Asked whether the strength on the distribution side of its business might prompt it to pay less attention to its weaker retail business, Eidson said, “That’s not our perspective at the moment. Retail accounts for 28% of the revenue stream, and it’s at the core of what we do.
Dennis Eidson
Dennis Eidson
“We use retail not only as a delivery [tool for] sales and profit but also to help us be better distributors and wholesalers. We use retail as a bit of a test tube, aggressively inviting independent customers to come look at our retail stores, to show them what we are doing, what is working and what isn’t working.
“We believe having a hands-on attitude and walking in the retailers’ shoes really adds to our value and resonates with certain customers very strongly.
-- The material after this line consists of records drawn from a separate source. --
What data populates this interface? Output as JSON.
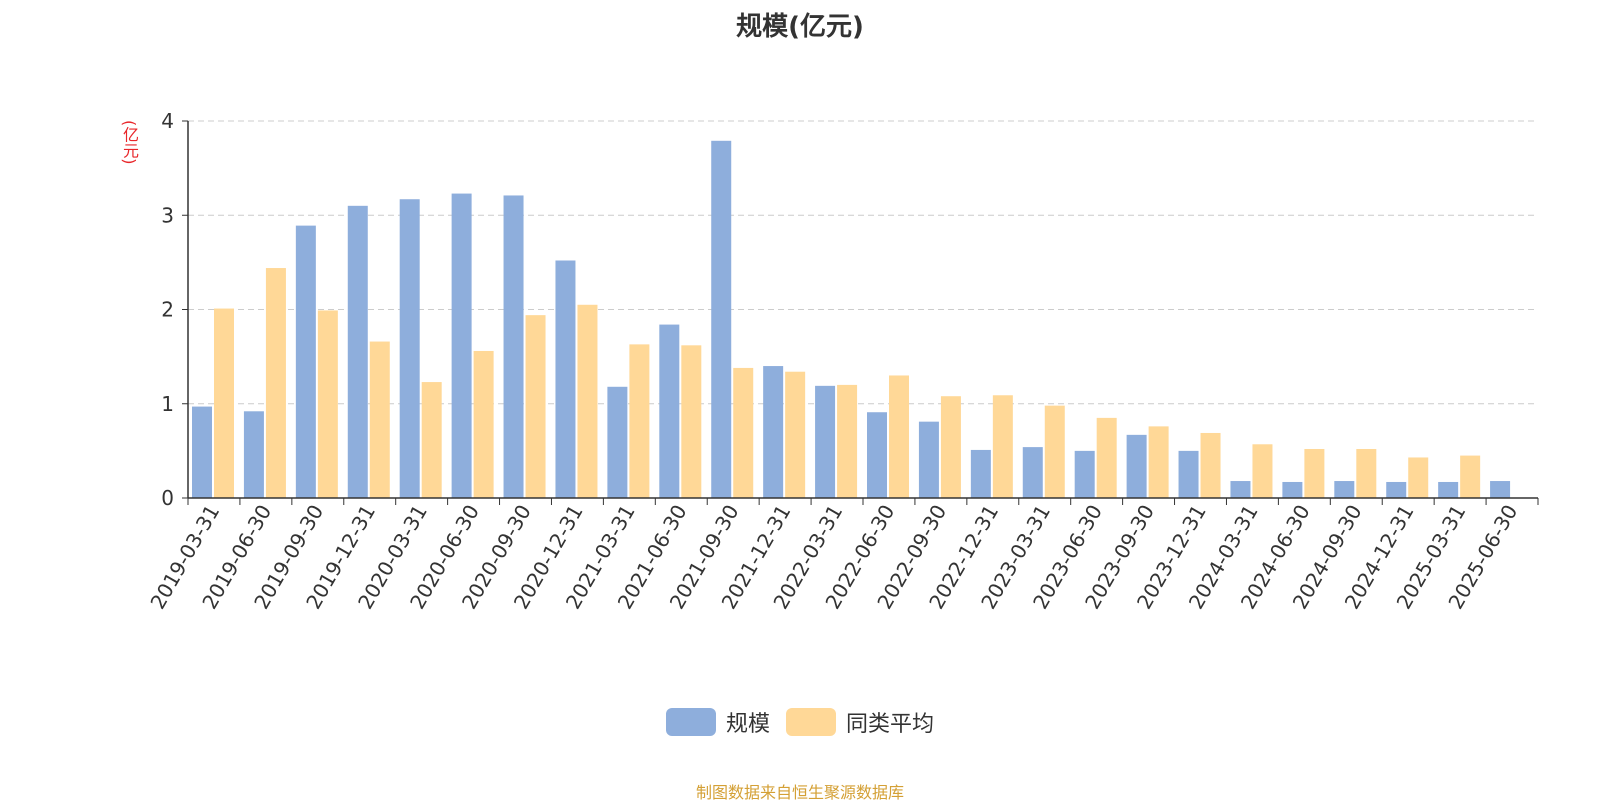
{
  "chart_data": {
    "type": "bar",
    "title": "规模(亿元)",
    "ylabel": "(亿元)",
    "ylim": [
      0,
      4
    ],
    "yticks": [
      "0",
      "1",
      "2",
      "3",
      "4"
    ],
    "grid": true,
    "legend_position": "bottom",
    "categories": [
      "2019-03-31",
      "2019-06-30",
      "2019-09-30",
      "2019-12-31",
      "2020-03-31",
      "2020-06-30",
      "2020-09-30",
      "2020-12-31",
      "2021-03-31",
      "2021-06-30",
      "2021-09-30",
      "2021-12-31",
      "2022-03-31",
      "2022-06-30",
      "2022-09-30",
      "2022-12-31",
      "2023-03-31",
      "2023-06-30",
      "2023-09-30",
      "2023-12-31",
      "2024-03-31",
      "2024-06-30",
      "2024-09-30",
      "2024-12-31",
      "2025-03-31",
      "2025-06-30"
    ],
    "series": [
      {
        "name": "规模",
        "color": "#8eaedc",
        "values": [
          0.97,
          0.92,
          2.89,
          3.1,
          3.17,
          3.23,
          3.21,
          2.52,
          1.18,
          1.84,
          3.79,
          1.4,
          1.19,
          0.91,
          0.81,
          0.51,
          0.54,
          0.5,
          0.67,
          0.5,
          0.18,
          0.17,
          0.18,
          0.17,
          0.17,
          0.18
        ]
      },
      {
        "name": "同类平均",
        "color": "#ffd897",
        "values": [
          2.01,
          2.44,
          1.99,
          1.66,
          1.23,
          1.56,
          1.94,
          2.05,
          1.63,
          1.62,
          1.38,
          1.34,
          1.2,
          1.3,
          1.08,
          1.09,
          0.98,
          0.85,
          0.76,
          0.69,
          0.57,
          0.52,
          0.52,
          0.43,
          0.45,
          null
        ]
      }
    ]
  },
  "source_note": "制图数据来自恒生聚源数据库"
}
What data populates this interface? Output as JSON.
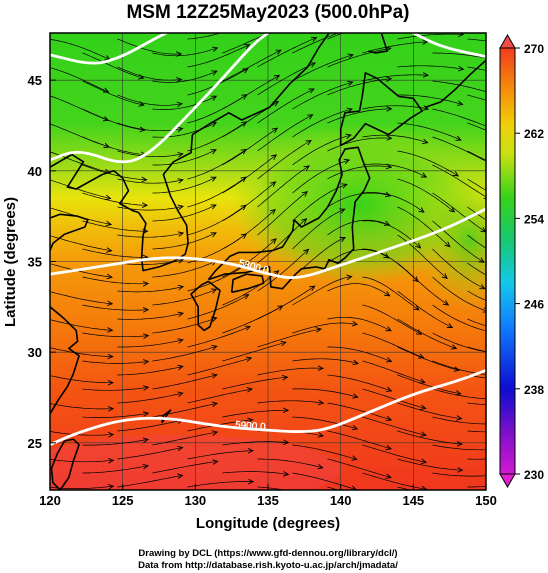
{
  "title": "MSM 12Z25May2023 (500.0hPa)",
  "xlabel": "Longitude (degrees)",
  "ylabel": "Latitude  (degrees)",
  "credits": {
    "line1": "Drawing by DCL (https://www.gfd-dennou.org/library/dcl/)",
    "line2": "Data from http://database.rish.kyoto-u.ac.jp/arch/jmadata/"
  },
  "chart_data": {
    "type": "heatmap",
    "xlim": [
      120,
      150
    ],
    "ylim": [
      22.4,
      47.6
    ],
    "x_ticks": [
      "120",
      "125",
      "130",
      "135",
      "140",
      "145",
      "150"
    ],
    "y_ticks": [
      "25",
      "30",
      "35",
      "40",
      "45"
    ],
    "grid": true,
    "colorbar": {
      "min": 230,
      "max": 270,
      "ticks": [
        "230",
        "238",
        "246",
        "254",
        "262",
        "270"
      ],
      "placement": "right"
    },
    "contours": [
      {
        "label": "5800.0",
        "level": 5800,
        "points": [
          [
            120,
            34.3
          ],
          [
            124,
            34.8
          ],
          [
            128,
            35.3
          ],
          [
            132,
            35.0
          ],
          [
            135,
            34.3
          ],
          [
            137,
            34.0
          ],
          [
            140,
            34.8
          ],
          [
            143,
            35.6
          ],
          [
            147,
            36.7
          ],
          [
            150,
            37.9
          ]
        ]
      },
      {
        "label": "5900.0",
        "level": 5900,
        "points": [
          [
            120,
            24.9
          ],
          [
            122,
            25.6
          ],
          [
            125,
            26.3
          ],
          [
            128,
            26.4
          ],
          [
            131,
            26.0
          ],
          [
            133,
            25.8
          ],
          [
            135,
            25.7
          ],
          [
            137,
            25.6
          ],
          [
            139,
            25.7
          ],
          [
            142,
            26.7
          ],
          [
            145,
            27.7
          ],
          [
            148,
            28.4
          ],
          [
            150,
            29.0
          ]
        ]
      },
      {
        "label": "",
        "level": 5700,
        "points": [
          [
            120,
            40.6
          ],
          [
            122,
            41.2
          ],
          [
            125,
            40.3
          ],
          [
            127,
            41.0
          ],
          [
            130,
            43.5
          ],
          [
            132,
            45.2
          ],
          [
            134,
            47.0
          ],
          [
            135,
            47.6
          ]
        ]
      },
      {
        "label": "",
        "level": 5600,
        "points": [
          [
            120,
            46.4
          ],
          [
            123,
            45.8
          ],
          [
            125,
            46.3
          ],
          [
            127,
            47.2
          ],
          [
            128,
            47.6
          ]
        ]
      },
      {
        "label": "",
        "level": 5600,
        "points": [
          [
            145,
            47.6
          ],
          [
            147,
            46.8
          ],
          [
            150,
            46.3
          ]
        ]
      }
    ]
  }
}
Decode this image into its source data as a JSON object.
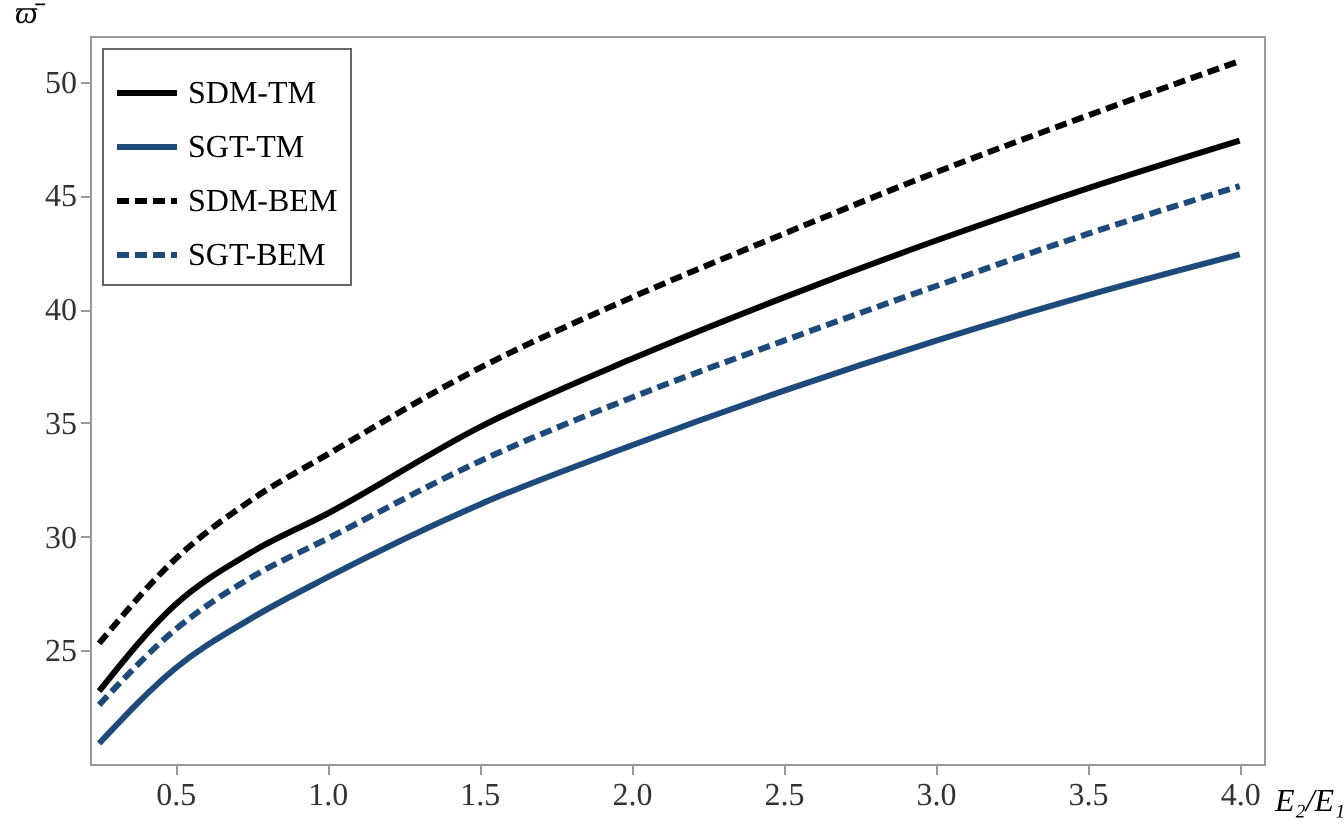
{
  "chart_data": {
    "type": "line",
    "xlabel": "E₂/E₁",
    "ylabel": "ϖ̄",
    "x": [
      0.25,
      0.5,
      0.75,
      1.0,
      1.5,
      2.0,
      2.5,
      3.0,
      3.5,
      4.0
    ],
    "xlim": [
      0.22,
      4.08
    ],
    "ylim": [
      20,
      52
    ],
    "xticks": [
      0.5,
      {
        "value": 1,
        "label": "1.0"
      },
      1.5,
      {
        "value": 2,
        "label": "2.0"
      },
      2.5,
      {
        "value": 3,
        "label": "3.0"
      },
      3.5,
      {
        "value": 4,
        "label": "4.0"
      }
    ],
    "yticks": [
      25,
      30,
      35,
      40,
      45,
      50
    ],
    "grid": false,
    "legend": "top left",
    "series": [
      {
        "name": "SDM-TM",
        "color": "#000000",
        "line_style": "solid",
        "values": [
          23.2,
          27.0,
          29.3,
          31.0,
          34.8,
          37.8,
          40.5,
          43.0,
          45.3,
          47.4
        ]
      },
      {
        "name": "SGT-TM",
        "color": "#1d4a7a",
        "line_style": "solid",
        "values": [
          20.9,
          24.2,
          26.4,
          28.2,
          31.4,
          34.0,
          36.4,
          38.6,
          40.6,
          42.4
        ]
      },
      {
        "name": "SDM-BEM",
        "color": "#000000",
        "line_style": "dashed",
        "values": [
          25.3,
          29.0,
          31.6,
          33.6,
          37.4,
          40.5,
          43.3,
          46.0,
          48.5,
          50.9
        ]
      },
      {
        "name": "SGT-BEM",
        "color": "#1d4a7a",
        "line_style": "dashed",
        "values": [
          22.6,
          25.9,
          28.2,
          29.9,
          33.3,
          36.1,
          38.6,
          41.0,
          43.3,
          45.4
        ]
      }
    ]
  }
}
There is a certain synergy in that that we like very much.”
As part of its commitment to its retail operations, the Grand Rapids, Mich.-based company plans to remodel and re-banner eight Family Fare stores in the Omaha, Neb., market this year, Eidson said. “Omaha is a tough marketplace with a lot of competitive impacts over the last couple of years, and we’re working hard to upgrade the facilities there in what was a very under-capitalized marketplace for the company,” he explained.
Stores in Omaha that were upgraded last year are experiencing double-digit comparable sales since the improvements, he said, “and we’re looking for even more than that,” he added.
Eidson said the company has “a nice solid foundation” beneath it to add new customers to its distribution base, citing the addition earlier this month of Gordy’s Markets, a 21-store operator based in Chippewa Falls, Wis.
“Gordy’s is a growth-oriented retailer and operates in a strategic market for us, and their trust in us reinforces our value to independent customers and our ability to help them grow and optimize their businesses,” Eidson said.
SpartanNash began supplying private brands to Gordy’s earlier this month and plans to completely replace Supervalu as the company's primary wholesaler by mid-May, Eidson noted. 
He said SpartanNash anticipates growing sales from other, less traditional businesses, including Amazon Prime, to which it supplies products to fulfillment centers in 29 geographies.
SpartanNash has also begun testing distribution of fresh products to military commissaries, he noted. While that effort is still in test mode, “we are very optimistic that’s going to end in a good place,” Eidson said.



“We are also excited to look at several other opportunities to grow sales with other non-traditional customers, and we think there are plenty of opportunities aside from the core that we can avail ourselves of, so we are feeling more optimistic going forward, to be sure," he added.
In response to another question, Eidson said SpartanNash intends to seek acquisitions. “We are positioned to potentially roll up what is a pretty fragmented distribution business right now, and maybe the low-growth environment today is an even better one [for acquisitions] than it has been in the last couple of years.
“With tonnage at grocery stores across the country flat to maybe slightly negative, people are looking for ways to improve bottom-line performance, and I think mergers and acquisitions is potentially one of those area where you can do that.”